Wednesday, May 28, 2008

They speak......

DRUMS

The house is filled with them. Son Leland's full set of drums repose upstairs in the entertainment room while he is in college, or until he finds a place where he can play them at will.

The animal skins covering them have their songs, proving once again that nothing really dies. Before me lies the zeppelin drum I beat with a bone that a friend's Irish Setter brought up and dropped at my feet from the shore of Lake Michigan.

He carried it up the 100 foot bluff in Port Washington. It holds magic, I am sure. I use it to help make the music that the tightly stretched deer's skin of the drum re-sings each time it is played.

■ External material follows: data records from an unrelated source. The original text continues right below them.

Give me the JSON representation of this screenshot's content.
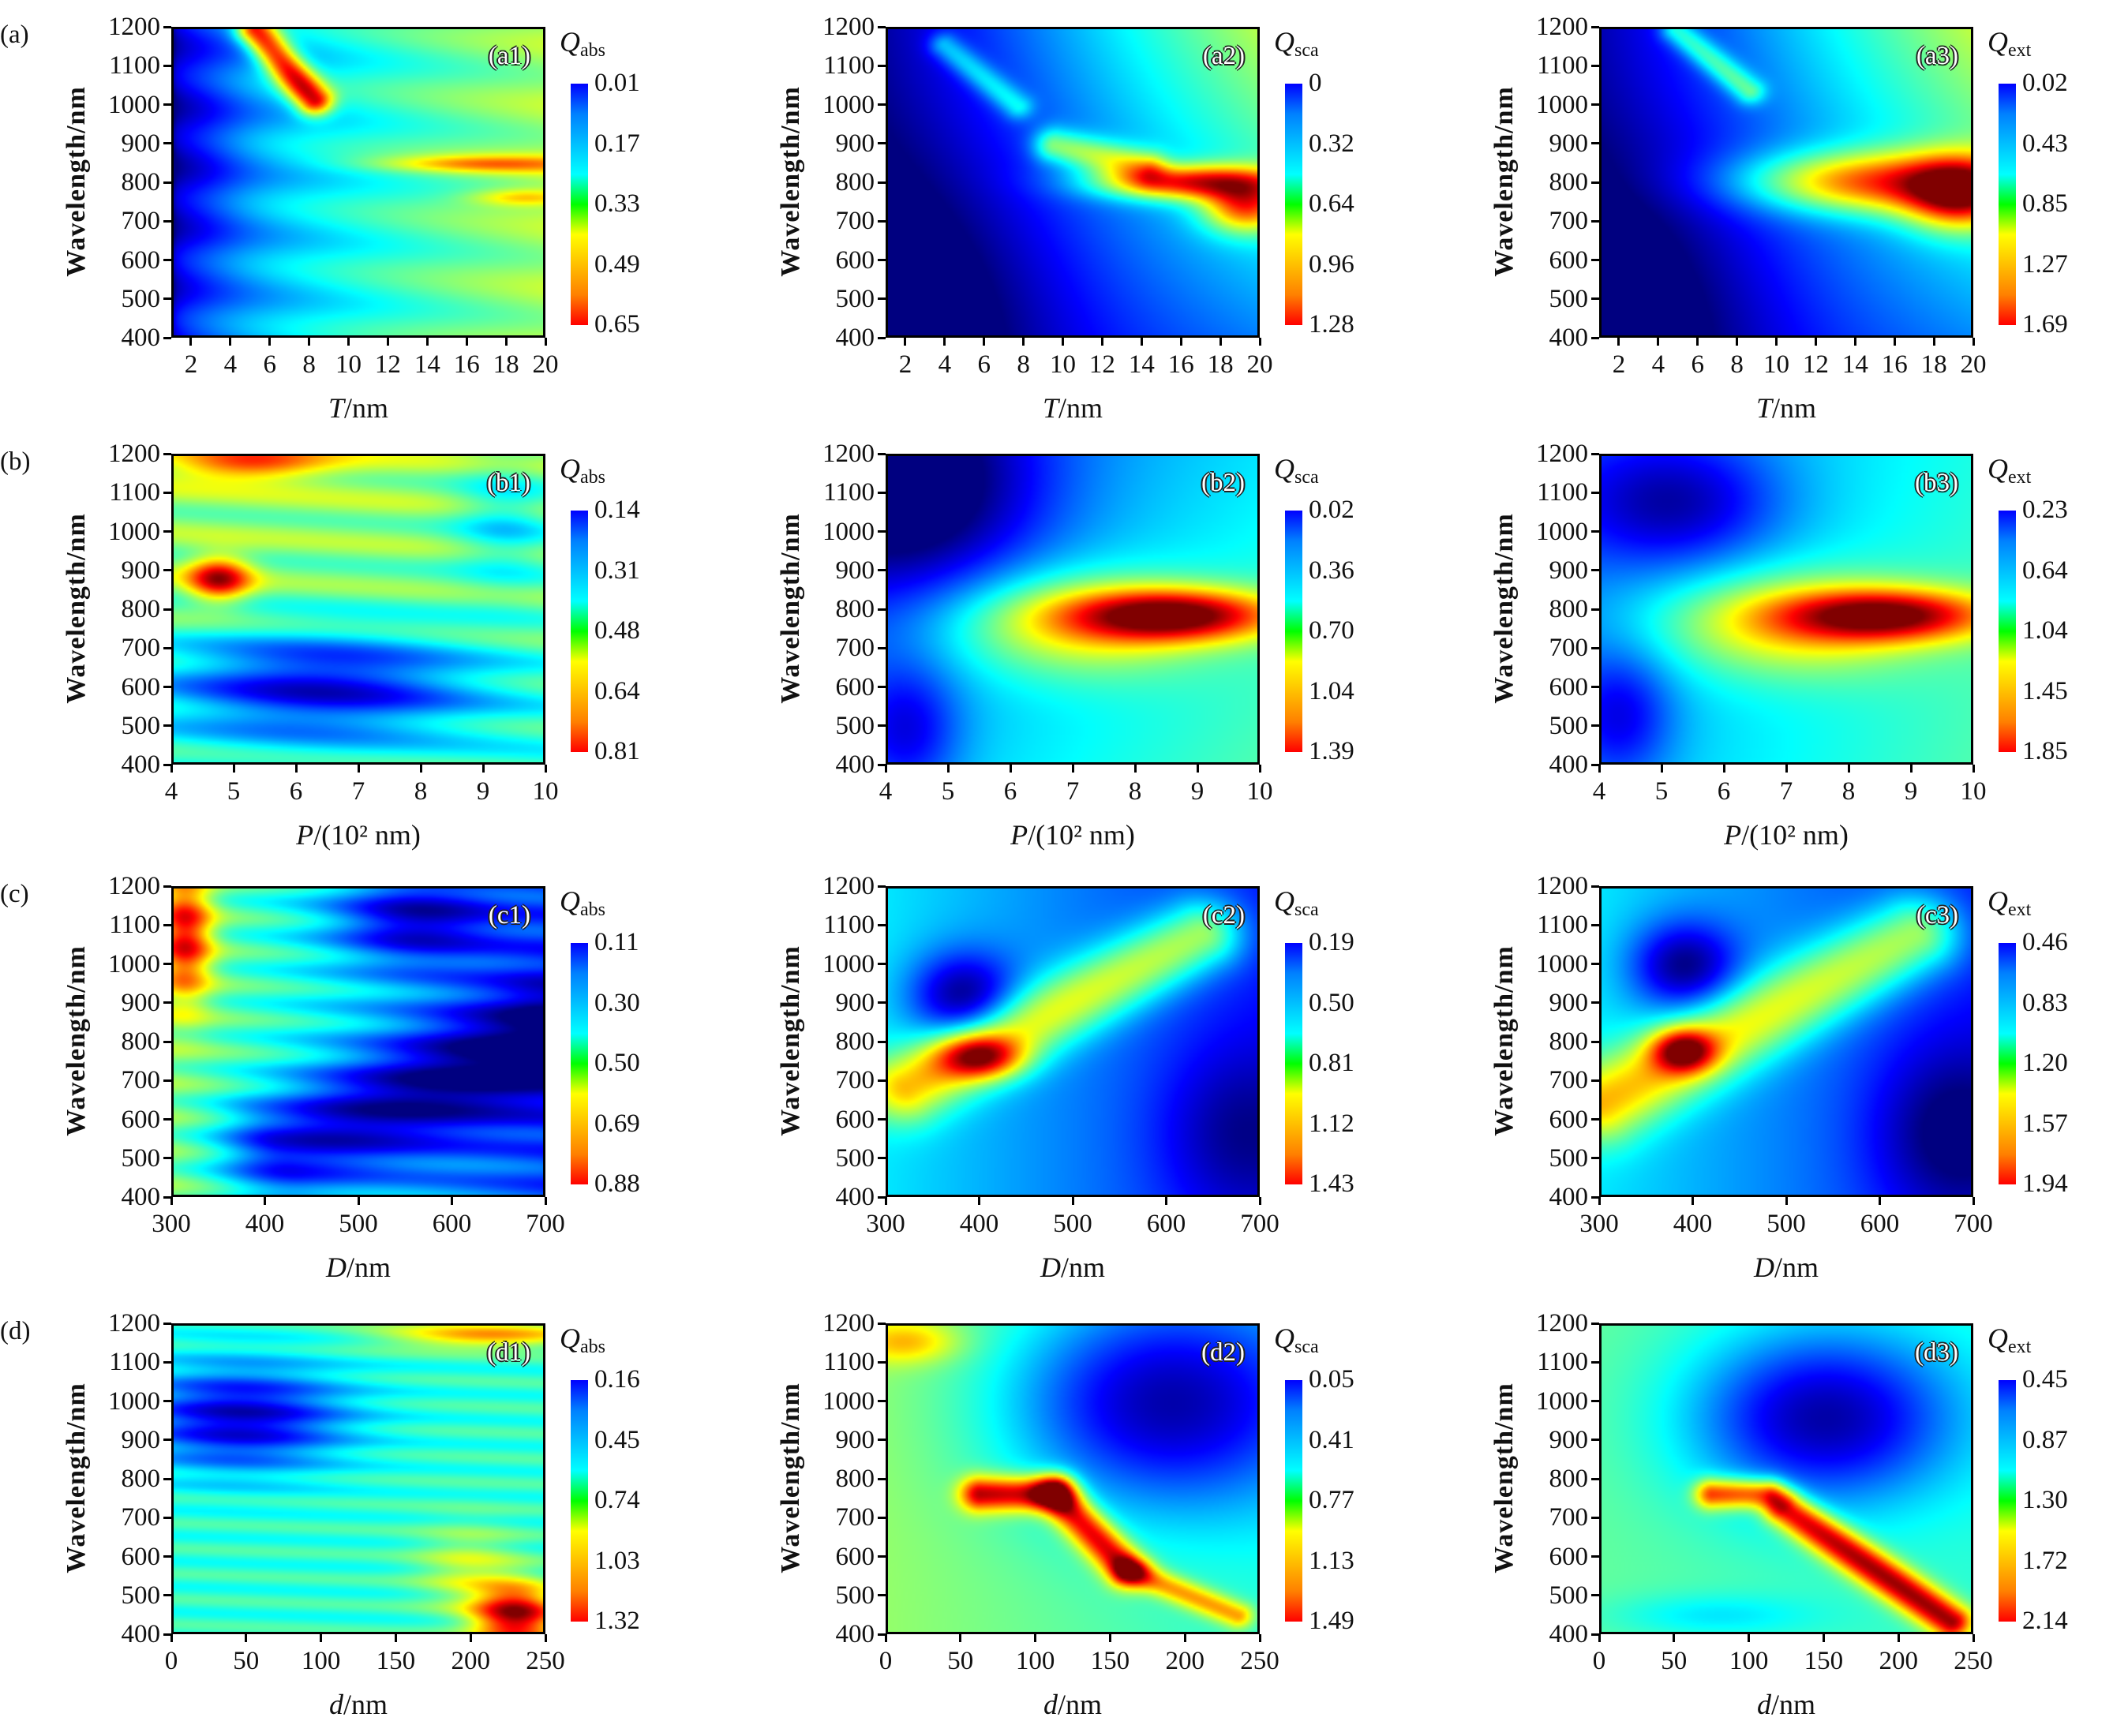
{
  "row_labels": [
    "(a)",
    "(b)",
    "(c)",
    "(d)"
  ],
  "ylabel": "Wavelength/nm",
  "chart_data": [
    {
      "type": "heatmap",
      "tag": "(a1)",
      "xvar": "T",
      "xunit": "/nm",
      "xlim": [
        1,
        20
      ],
      "xticks": [
        2,
        4,
        6,
        8,
        10,
        12,
        14,
        16,
        18,
        20
      ],
      "ylim": [
        400,
        1200
      ],
      "yticks": [
        400,
        500,
        600,
        700,
        800,
        900,
        1000,
        1100,
        1200
      ],
      "cb_symbol": "Q",
      "cb_sub": "abs",
      "cb_ticks": [
        "0.01",
        "0.17",
        "0.33",
        "0.49",
        "0.65"
      ]
    },
    {
      "type": "heatmap",
      "tag": "(a2)",
      "xvar": "T",
      "xunit": "/nm",
      "xlim": [
        1,
        20
      ],
      "xticks": [
        2,
        4,
        6,
        8,
        10,
        12,
        14,
        16,
        18,
        20
      ],
      "ylim": [
        400,
        1200
      ],
      "yticks": [
        400,
        500,
        600,
        700,
        800,
        900,
        1000,
        1100,
        1200
      ],
      "cb_symbol": "Q",
      "cb_sub": "sca",
      "cb_ticks": [
        "0",
        "0.32",
        "0.64",
        "0.96",
        "1.28"
      ]
    },
    {
      "type": "heatmap",
      "tag": "(a3)",
      "xvar": "T",
      "xunit": "/nm",
      "xlim": [
        1,
        20
      ],
      "xticks": [
        2,
        4,
        6,
        8,
        10,
        12,
        14,
        16,
        18,
        20
      ],
      "ylim": [
        400,
        1200
      ],
      "yticks": [
        400,
        500,
        600,
        700,
        800,
        900,
        1000,
        1100,
        1200
      ],
      "cb_symbol": "Q",
      "cb_sub": "ext",
      "cb_ticks": [
        "0.02",
        "0.43",
        "0.85",
        "1.27",
        "1.69"
      ]
    },
    {
      "type": "heatmap",
      "tag": "(b1)",
      "xvar": "P",
      "xunit": "/(10² nm)",
      "xlim": [
        4,
        10
      ],
      "xticks": [
        4,
        5,
        6,
        7,
        8,
        9,
        10
      ],
      "ylim": [
        400,
        1200
      ],
      "yticks": [
        400,
        500,
        600,
        700,
        800,
        900,
        1000,
        1100,
        1200
      ],
      "cb_symbol": "Q",
      "cb_sub": "abs",
      "cb_ticks": [
        "0.14",
        "0.31",
        "0.48",
        "0.64",
        "0.81"
      ]
    },
    {
      "type": "heatmap",
      "tag": "(b2)",
      "xvar": "P",
      "xunit": "/(10² nm)",
      "xlim": [
        4,
        10
      ],
      "xticks": [
        4,
        5,
        6,
        7,
        8,
        9,
        10
      ],
      "ylim": [
        400,
        1200
      ],
      "yticks": [
        400,
        500,
        600,
        700,
        800,
        900,
        1000,
        1100,
        1200
      ],
      "cb_symbol": "Q",
      "cb_sub": "sca",
      "cb_ticks": [
        "0.02",
        "0.36",
        "0.70",
        "1.04",
        "1.39"
      ]
    },
    {
      "type": "heatmap",
      "tag": "(b3)",
      "xvar": "P",
      "xunit": "/(10² nm)",
      "xlim": [
        4,
        10
      ],
      "xticks": [
        4,
        5,
        6,
        7,
        8,
        9,
        10
      ],
      "ylim": [
        400,
        1200
      ],
      "yticks": [
        400,
        500,
        600,
        700,
        800,
        900,
        1000,
        1100,
        1200
      ],
      "cb_symbol": "Q",
      "cb_sub": "ext",
      "cb_ticks": [
        "0.23",
        "0.64",
        "1.04",
        "1.45",
        "1.85"
      ]
    },
    {
      "type": "heatmap",
      "tag": "(c1)",
      "xvar": "D",
      "xunit": "/nm",
      "xlim": [
        300,
        700
      ],
      "xticks": [
        300,
        400,
        500,
        600,
        700
      ],
      "ylim": [
        400,
        1200
      ],
      "yticks": [
        400,
        500,
        600,
        700,
        800,
        900,
        1000,
        1100,
        1200
      ],
      "cb_symbol": "Q",
      "cb_sub": "abs",
      "cb_ticks": [
        "0.11",
        "0.30",
        "0.50",
        "0.69",
        "0.88"
      ]
    },
    {
      "type": "heatmap",
      "tag": "(c2)",
      "xvar": "D",
      "xunit": "/nm",
      "xlim": [
        300,
        700
      ],
      "xticks": [
        300,
        400,
        500,
        600,
        700
      ],
      "ylim": [
        400,
        1200
      ],
      "yticks": [
        400,
        500,
        600,
        700,
        800,
        900,
        1000,
        1100,
        1200
      ],
      "cb_symbol": "Q",
      "cb_sub": "sca",
      "cb_ticks": [
        "0.19",
        "0.50",
        "0.81",
        "1.12",
        "1.43"
      ]
    },
    {
      "type": "heatmap",
      "tag": "(c3)",
      "xvar": "D",
      "xunit": "/nm",
      "xlim": [
        300,
        700
      ],
      "xticks": [
        300,
        400,
        500,
        600,
        700
      ],
      "ylim": [
        400,
        1200
      ],
      "yticks": [
        400,
        500,
        600,
        700,
        800,
        900,
        1000,
        1100,
        1200
      ],
      "cb_symbol": "Q",
      "cb_sub": "ext",
      "cb_ticks": [
        "0.46",
        "0.83",
        "1.20",
        "1.57",
        "1.94"
      ]
    },
    {
      "type": "heatmap",
      "tag": "(d1)",
      "xvar": "d",
      "xunit": "/nm",
      "xlim": [
        0,
        250
      ],
      "xticks": [
        0,
        50,
        100,
        150,
        200,
        250
      ],
      "ylim": [
        400,
        1200
      ],
      "yticks": [
        400,
        500,
        600,
        700,
        800,
        900,
        1000,
        1100,
        1200
      ],
      "cb_symbol": "Q",
      "cb_sub": "abs",
      "cb_ticks": [
        "0.16",
        "0.45",
        "0.74",
        "1.03",
        "1.32"
      ]
    },
    {
      "type": "heatmap",
      "tag": "(d2)",
      "xvar": "d",
      "xunit": "/nm",
      "xlim": [
        0,
        250
      ],
      "xticks": [
        0,
        50,
        100,
        150,
        200,
        250
      ],
      "ylim": [
        400,
        1200
      ],
      "yticks": [
        400,
        500,
        600,
        700,
        800,
        900,
        1000,
        1100,
        1200
      ],
      "cb_symbol": "Q",
      "cb_sub": "sca",
      "cb_ticks": [
        "0.05",
        "0.41",
        "0.77",
        "1.13",
        "1.49"
      ]
    },
    {
      "type": "heatmap",
      "tag": "(d3)",
      "xvar": "d",
      "xunit": "/nm",
      "xlim": [
        0,
        250
      ],
      "xticks": [
        0,
        50,
        100,
        150,
        200,
        250
      ],
      "ylim": [
        400,
        1200
      ],
      "yticks": [
        400,
        500,
        600,
        700,
        800,
        900,
        1000,
        1100,
        1200
      ],
      "cb_symbol": "Q",
      "cb_sub": "ext",
      "cb_ticks": [
        "0.45",
        "0.87",
        "1.30",
        "1.72",
        "2.14"
      ]
    }
  ]
}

On the drumhead I have painted a zeppelin pierced by a lightning bolt in a Tao design; a Pisces double-fish symbol; a star and moon and planet; and around the border some German sayings my mother repreated as a child. Among them: Wie can ich rouse flieghen wen ich nicht keina fliegel haben? Riding in the family jitney, little Ruth, my future mother, leaned out too far from the car, and her grandmother (Wildgrube) said in German, "Don't lean out so far, you will fly out!"

My mother answered, "How can I fly out when I have no wings?" Profound to me, and fit for a drum-head that I play a lot.

^.^

Another drum here is one I made at a Native American drum-making workshop one week-end near the Wis. Dells at a retreat called Manitoumie. On the inside rim is written in pencil: Made by David Dix with the help of a teacher, Fred Gustafson, 4-15-00, at Manitoumie, Lyndon Station WI. Fred's signature is also there.

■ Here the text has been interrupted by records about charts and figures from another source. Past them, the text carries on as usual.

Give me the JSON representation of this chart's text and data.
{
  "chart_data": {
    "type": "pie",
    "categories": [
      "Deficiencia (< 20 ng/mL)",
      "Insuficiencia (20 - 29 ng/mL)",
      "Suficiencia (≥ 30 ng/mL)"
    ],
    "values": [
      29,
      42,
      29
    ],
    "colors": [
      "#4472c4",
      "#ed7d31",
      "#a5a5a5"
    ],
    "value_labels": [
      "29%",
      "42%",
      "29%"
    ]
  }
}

We made our drums from Native American scratch. Fred obtained raw, furry deerhides from hunters and we picked them up at his West Allis psychiatrist office, and went right to work on them. We had to, because they were arresting of our nostrils outside of their plastic wrappings.

Scraping off the hair was difficult. That preliminary work was accomplished in our homes before our journey to Manitoumie(I used our detached garage), and then we brought the cleaned and ready skin to the workshop "up north." It gave the drums we made plenty of hands-on history, along with the intricate technique taught by Fred at his retreat, a weaving of lacing cut from our same deerhides. The communication with the deer who gave it's skin is present whenever I play this drum.

I can play it, it so sensitive, with my bare fingers, sometimes holding the laminated rim - furnished by Fred - up close to my ear. I can hear the deer as my lightly-tapping fingers touch the drumhead, even the swishing of the grasses is audible when I draw my fingertips across the hide.

It is perhaps my most valuable treasure.